High rpm would run extremely lean and that would certainly be a problem.





Link to a good thread on this... https://www.corvetteforum.com/forums...tock-tune.html
Wouldn't these shops need to install larger pumps/injectors if running lean at 85% ethanol was a concern?
Again - just a noob trying to make sense of stuff I don't know about. That is for everyone's insight!!
Mercedes-Benz uses them to determine warranty coverage in the event of a claim on a catastrophic failure, due to use of fluids that aren't "MB recommended" in the OM.
I am a die-hard fan of e85. I would not recommend running it in any N/A engine unless it was specificially purpose built (drag racing, etc)--and not just a streetable or daily use car. The problem with all flex-fuel vehicles (I have been saying for nearly 2 decades) is that the necessity of running off 87 octane means that you are not able to truly benefit from all that e85 has to offer.
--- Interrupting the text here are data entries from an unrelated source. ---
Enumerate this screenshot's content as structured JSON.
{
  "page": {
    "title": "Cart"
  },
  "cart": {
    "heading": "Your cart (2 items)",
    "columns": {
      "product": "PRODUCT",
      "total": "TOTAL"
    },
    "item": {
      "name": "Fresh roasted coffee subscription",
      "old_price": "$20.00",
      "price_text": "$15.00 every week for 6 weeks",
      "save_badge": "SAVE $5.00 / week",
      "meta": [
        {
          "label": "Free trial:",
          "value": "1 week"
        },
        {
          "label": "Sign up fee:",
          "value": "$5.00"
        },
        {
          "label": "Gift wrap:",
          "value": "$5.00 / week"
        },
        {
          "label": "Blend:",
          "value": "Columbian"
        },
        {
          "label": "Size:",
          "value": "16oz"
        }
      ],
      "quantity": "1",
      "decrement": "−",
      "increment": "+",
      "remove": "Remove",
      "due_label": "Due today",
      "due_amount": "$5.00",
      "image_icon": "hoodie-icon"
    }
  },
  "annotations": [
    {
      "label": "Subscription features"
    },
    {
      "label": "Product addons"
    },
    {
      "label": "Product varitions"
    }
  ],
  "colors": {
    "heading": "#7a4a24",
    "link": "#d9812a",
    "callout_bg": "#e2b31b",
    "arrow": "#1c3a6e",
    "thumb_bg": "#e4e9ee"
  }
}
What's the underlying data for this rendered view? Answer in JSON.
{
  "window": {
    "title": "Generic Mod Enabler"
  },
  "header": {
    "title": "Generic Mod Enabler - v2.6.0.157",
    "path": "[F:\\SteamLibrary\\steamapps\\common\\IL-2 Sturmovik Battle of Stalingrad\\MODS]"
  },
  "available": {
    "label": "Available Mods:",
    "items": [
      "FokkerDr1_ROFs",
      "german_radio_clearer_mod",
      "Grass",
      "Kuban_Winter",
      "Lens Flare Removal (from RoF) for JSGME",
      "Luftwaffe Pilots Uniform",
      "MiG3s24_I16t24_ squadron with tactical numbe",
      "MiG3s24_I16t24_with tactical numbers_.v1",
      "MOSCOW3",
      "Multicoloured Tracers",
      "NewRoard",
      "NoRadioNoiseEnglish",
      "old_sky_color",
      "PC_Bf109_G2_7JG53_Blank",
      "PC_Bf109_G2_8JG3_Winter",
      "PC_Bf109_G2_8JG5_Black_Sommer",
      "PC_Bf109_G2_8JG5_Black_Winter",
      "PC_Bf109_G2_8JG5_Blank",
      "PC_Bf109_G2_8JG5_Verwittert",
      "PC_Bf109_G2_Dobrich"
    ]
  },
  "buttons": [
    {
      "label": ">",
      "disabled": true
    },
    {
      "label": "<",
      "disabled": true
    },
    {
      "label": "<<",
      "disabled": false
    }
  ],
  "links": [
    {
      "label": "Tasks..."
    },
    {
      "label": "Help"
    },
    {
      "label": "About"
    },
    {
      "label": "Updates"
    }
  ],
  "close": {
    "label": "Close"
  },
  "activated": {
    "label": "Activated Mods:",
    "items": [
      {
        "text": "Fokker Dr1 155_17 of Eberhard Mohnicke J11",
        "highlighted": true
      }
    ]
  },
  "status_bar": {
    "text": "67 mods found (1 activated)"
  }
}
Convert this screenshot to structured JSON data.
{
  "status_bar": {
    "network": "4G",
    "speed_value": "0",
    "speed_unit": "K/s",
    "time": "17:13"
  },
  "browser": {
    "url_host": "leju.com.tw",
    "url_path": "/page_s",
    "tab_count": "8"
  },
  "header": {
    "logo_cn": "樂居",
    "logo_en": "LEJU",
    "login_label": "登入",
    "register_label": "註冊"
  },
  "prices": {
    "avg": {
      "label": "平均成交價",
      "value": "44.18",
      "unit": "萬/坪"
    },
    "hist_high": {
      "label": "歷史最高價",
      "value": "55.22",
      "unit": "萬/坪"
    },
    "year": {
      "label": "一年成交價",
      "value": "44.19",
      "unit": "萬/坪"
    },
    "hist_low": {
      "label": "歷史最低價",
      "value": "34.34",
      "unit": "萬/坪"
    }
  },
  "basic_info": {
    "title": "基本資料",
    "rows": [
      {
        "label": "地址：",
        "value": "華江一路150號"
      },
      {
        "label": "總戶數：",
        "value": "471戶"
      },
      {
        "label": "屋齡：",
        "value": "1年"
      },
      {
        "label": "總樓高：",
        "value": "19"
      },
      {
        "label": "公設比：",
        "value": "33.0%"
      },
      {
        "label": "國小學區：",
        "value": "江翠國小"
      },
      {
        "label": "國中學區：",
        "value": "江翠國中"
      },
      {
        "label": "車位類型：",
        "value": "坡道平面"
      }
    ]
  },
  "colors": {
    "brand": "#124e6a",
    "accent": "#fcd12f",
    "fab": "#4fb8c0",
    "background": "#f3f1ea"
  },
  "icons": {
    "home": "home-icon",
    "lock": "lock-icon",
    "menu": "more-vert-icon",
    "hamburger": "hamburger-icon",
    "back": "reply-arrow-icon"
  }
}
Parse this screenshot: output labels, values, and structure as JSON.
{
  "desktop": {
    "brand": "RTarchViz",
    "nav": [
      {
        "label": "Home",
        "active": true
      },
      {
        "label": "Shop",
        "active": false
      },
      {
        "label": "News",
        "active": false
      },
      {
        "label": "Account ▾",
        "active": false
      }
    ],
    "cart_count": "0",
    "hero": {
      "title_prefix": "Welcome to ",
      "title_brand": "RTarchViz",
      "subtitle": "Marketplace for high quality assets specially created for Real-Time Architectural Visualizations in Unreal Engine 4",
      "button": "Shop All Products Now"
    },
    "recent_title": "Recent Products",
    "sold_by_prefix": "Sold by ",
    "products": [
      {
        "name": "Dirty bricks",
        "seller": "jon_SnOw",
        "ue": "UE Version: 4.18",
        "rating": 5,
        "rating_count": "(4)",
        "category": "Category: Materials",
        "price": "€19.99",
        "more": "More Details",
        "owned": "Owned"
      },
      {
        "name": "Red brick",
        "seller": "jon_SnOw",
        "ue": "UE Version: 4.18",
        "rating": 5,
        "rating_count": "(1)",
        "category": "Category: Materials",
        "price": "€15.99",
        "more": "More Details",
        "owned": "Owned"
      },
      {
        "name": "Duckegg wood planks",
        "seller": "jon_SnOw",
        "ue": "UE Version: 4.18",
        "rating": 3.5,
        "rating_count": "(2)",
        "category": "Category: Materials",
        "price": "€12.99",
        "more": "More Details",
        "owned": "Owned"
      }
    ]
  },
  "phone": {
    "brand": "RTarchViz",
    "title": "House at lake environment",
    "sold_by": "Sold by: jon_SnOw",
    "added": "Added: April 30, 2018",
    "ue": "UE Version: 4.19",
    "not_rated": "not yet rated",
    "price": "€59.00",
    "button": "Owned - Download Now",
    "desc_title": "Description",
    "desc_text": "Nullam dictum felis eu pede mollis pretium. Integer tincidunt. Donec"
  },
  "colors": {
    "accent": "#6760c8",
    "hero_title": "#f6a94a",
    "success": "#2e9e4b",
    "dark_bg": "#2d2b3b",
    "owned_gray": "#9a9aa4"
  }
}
Even 93 octane engines are not suited to the 110 octane of e85. For an N/A, you'd need ~14:1 compression ratio; utterly incompatible with 93 octane.
FI just makes it easier to adapt to effective octane rating for whatever is in the tank; since you can run 8 psi or something with a 93 octane and 21 psi or something with e85 (compression ratio dependant, of course).
p.s.
If we ever do get a factory e85-specific engine, it will be smaller, lighter and likely on par with fuel efficiency vs a regular 93 octane engine. This is due to burn efficiency of e85 being higher than conventional gasoline--despite the lower BTU's per gallon.